Cupressus gigantea, the Tibetan cypress, is a species of conifer in the family Cupressaceae native to southeastern Tibet (Xizang). It has sometimes been classified as a variety of the western Himalayan Cupressus torulosa on the grounds of somewhat similar morphological characteristics, despite its geographical remoteness of over 1,000 km from that species.

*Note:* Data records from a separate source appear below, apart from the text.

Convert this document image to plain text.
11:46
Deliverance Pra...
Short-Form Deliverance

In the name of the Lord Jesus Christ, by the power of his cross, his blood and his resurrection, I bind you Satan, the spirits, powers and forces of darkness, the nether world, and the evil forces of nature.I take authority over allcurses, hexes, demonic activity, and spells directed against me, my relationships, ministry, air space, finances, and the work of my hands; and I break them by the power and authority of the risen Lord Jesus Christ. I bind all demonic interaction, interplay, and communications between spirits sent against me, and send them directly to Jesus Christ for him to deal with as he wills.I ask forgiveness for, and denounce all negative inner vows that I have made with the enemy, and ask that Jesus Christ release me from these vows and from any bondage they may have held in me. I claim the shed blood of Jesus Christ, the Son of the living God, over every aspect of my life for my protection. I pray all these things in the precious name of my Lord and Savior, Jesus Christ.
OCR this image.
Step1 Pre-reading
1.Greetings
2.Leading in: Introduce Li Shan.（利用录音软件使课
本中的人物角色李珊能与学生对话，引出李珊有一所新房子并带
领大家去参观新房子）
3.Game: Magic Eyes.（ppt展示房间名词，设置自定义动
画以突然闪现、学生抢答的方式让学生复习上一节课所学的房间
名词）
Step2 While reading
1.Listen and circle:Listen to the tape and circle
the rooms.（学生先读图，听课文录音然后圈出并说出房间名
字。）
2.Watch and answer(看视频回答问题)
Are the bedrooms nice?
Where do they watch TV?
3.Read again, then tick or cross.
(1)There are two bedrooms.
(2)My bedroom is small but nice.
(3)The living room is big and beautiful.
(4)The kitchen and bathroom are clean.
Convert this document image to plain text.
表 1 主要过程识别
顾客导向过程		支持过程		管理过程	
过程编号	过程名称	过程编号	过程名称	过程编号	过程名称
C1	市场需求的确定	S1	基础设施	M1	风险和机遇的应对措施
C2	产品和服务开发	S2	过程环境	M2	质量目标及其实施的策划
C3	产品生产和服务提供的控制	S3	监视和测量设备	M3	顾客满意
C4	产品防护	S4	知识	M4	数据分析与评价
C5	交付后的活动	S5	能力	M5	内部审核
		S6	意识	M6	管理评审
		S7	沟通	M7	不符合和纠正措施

Recent genetic studies have since confirmed its original status a separate species.

==Distribution==
It is endemic to the Nyingchi area in southeast Tibet in China on the Qinghai-Tibetan plateau, particularly in the valleys of the Nyang River and Yarlung Tsangpo River in the dry rain shadow of the northern side of the Himalaya. With its very stout trunk, Cupressus gigantea is the largest, though not the tallest, of all Cupressus species; the latter status goes to the 100 m tall Cupressus austrotibetica in the wetter temperate rainforest regions of the Tsangpo drainage further southeast with greater monsoon influence.

==Description==
Tibetan cypress is a large tree, typically growing to 45 m, sometimes 50 m tall and typically 3 m or more trunk diameter, with thick, stringy-furrowed, grey-brown bark. The foliage is glaucous greyish-green, with shoots 1.5-2 mm diameter covered in scale-leaves arranged in opposite decussate pairs. The cones are 15-20 mm long and 13-16 mm diameter, usually with 12 scales.

===Notable specimens===
The biggest known specimen is the famous King Cypress, about 50 m high, 5.8 m diameter, and with an estimated age of 2,600 years.